Épidémie : la gastro-entérite est déjà là

L'épidémie de gastro-entérite dépasse le seuil de 324 cas pour 100 000 habitants en France métropolitaine. Un pic quasi atteint en cette période de rentrée scolaire, alors qu'il se situe en général en janvier...

Elle dépasse de près de 20% les moyennes saisonnières : la gastro-entérite est bel et bien arrivée dans l’Hexagone, avec trois mois d’avance sur la période habituelle dont le pic se situe d’ordinaire en janvier.

L’Institut de recherche pour la valorisation des données de santé (Irsan) estime que durant la semaine du 13 au 19 octobre, l’épidémie a touché 246 359 nouvelles personnes en France métropolitaine.
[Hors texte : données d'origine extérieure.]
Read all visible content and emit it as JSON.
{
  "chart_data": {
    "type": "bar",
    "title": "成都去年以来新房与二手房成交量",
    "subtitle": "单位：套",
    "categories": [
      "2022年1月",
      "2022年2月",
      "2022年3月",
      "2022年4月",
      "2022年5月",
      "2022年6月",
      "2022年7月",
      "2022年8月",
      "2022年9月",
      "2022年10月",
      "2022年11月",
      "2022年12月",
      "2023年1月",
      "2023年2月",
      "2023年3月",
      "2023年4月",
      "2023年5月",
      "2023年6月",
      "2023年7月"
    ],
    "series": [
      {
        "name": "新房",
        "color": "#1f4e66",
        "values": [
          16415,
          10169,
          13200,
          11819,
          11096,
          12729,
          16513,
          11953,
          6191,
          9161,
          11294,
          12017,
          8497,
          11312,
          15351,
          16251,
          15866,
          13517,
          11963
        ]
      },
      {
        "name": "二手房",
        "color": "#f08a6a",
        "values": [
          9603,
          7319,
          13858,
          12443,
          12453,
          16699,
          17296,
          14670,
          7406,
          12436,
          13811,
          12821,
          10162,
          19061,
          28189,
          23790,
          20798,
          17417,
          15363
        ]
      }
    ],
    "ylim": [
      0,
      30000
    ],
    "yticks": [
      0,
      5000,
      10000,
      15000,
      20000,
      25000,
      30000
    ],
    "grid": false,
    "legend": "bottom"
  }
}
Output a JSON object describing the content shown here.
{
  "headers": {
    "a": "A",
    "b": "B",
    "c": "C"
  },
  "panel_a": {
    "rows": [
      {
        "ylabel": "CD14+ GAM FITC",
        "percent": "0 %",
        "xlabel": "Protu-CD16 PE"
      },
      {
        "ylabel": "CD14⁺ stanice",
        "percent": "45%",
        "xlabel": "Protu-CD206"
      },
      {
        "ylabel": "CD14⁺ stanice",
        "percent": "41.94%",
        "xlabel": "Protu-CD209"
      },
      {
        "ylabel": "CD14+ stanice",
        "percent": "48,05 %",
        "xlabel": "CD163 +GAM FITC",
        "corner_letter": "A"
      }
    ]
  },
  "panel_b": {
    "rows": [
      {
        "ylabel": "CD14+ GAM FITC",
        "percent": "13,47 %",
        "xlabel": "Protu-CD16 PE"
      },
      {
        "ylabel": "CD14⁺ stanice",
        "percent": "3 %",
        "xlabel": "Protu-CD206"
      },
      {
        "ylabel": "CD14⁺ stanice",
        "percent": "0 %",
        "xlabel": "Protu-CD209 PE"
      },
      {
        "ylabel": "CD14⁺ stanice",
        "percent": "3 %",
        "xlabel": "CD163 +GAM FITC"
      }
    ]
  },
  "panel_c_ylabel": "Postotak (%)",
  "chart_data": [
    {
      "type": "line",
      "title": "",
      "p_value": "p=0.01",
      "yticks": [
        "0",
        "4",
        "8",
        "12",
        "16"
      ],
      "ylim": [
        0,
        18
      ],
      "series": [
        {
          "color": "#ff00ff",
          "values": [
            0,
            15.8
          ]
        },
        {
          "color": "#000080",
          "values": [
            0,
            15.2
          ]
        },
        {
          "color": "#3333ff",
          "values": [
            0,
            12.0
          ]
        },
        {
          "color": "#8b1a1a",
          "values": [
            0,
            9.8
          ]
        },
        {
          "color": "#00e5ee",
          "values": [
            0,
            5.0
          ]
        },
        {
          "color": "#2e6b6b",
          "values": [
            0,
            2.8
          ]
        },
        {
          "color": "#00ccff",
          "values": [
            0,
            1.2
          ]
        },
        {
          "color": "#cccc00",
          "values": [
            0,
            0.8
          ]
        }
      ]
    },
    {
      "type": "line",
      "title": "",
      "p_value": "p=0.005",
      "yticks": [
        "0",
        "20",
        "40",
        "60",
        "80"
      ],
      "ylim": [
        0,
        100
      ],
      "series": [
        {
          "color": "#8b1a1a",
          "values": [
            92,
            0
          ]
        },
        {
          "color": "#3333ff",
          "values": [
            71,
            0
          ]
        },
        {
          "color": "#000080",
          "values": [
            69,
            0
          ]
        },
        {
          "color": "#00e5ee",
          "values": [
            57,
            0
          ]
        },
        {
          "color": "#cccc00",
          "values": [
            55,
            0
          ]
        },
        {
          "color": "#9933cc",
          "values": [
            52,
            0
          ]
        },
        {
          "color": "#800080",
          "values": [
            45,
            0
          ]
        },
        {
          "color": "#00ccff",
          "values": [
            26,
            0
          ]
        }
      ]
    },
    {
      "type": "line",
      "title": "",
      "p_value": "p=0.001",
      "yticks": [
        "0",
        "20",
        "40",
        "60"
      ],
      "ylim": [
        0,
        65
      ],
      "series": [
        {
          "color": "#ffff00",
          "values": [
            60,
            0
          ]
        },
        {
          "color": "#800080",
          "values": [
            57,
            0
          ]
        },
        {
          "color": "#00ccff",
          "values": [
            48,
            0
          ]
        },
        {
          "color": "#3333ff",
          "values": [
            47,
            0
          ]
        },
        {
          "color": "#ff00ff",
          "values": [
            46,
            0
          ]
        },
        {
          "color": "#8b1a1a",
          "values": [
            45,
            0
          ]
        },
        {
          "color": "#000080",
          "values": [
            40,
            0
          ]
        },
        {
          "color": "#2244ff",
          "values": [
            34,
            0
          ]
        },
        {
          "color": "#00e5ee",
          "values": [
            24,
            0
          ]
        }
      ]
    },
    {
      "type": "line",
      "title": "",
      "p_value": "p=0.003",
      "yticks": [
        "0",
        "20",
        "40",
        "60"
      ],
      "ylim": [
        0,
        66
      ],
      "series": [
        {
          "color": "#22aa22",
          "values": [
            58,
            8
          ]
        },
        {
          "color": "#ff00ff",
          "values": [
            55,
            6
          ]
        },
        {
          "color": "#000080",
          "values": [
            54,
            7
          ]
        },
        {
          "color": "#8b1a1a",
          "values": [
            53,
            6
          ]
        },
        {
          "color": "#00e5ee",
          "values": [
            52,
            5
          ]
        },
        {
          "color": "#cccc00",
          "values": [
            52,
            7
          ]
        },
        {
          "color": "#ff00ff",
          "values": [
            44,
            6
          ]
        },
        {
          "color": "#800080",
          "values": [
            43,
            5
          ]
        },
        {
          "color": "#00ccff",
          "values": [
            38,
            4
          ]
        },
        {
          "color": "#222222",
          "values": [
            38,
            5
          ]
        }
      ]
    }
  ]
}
Un chiffre en augmentation de 13,84% par rapport à la semaine dernière (216 415).

Une tendance constante sur l’ensemble du territoire et ce, dès la fin du mois d’août :

Répartition de la hausse de l'épidémie sur les 7 derniers jours
Répartition de la hausse de l’épidémie sur les 7 derniers jours

 

” Dès la fin du mois d’aout, l’IRSAN a observé que l’incidence des gastro-entérites dépassait de près de 20% les moyennes saisonnières. Au mois d’octobre, cette incidence est toujours en forte progression. Nous sommes face à une forme d’épidémie qui arrive avec près de 3 mois d’avance sur la période habituelle dont le pic se situe généralement en janvier.” indique l’Institut dans un communiqué publié sur son site.

Évolution de l’épidémie de gastro depuis le 28 août 2016

 

Une des raisons de l’intensification de l’épidémie de gastro-entérite serait l’environnement scolaire. Laurent Toubiana, épidémiologiste et directeur de l’Irsan, l’explique dans Le Monde « La promiscuité des salles de classe a pu favoriser la propagation de l’épidémie ; les vacances permettront de le vérifier, si les consultations diminuent ».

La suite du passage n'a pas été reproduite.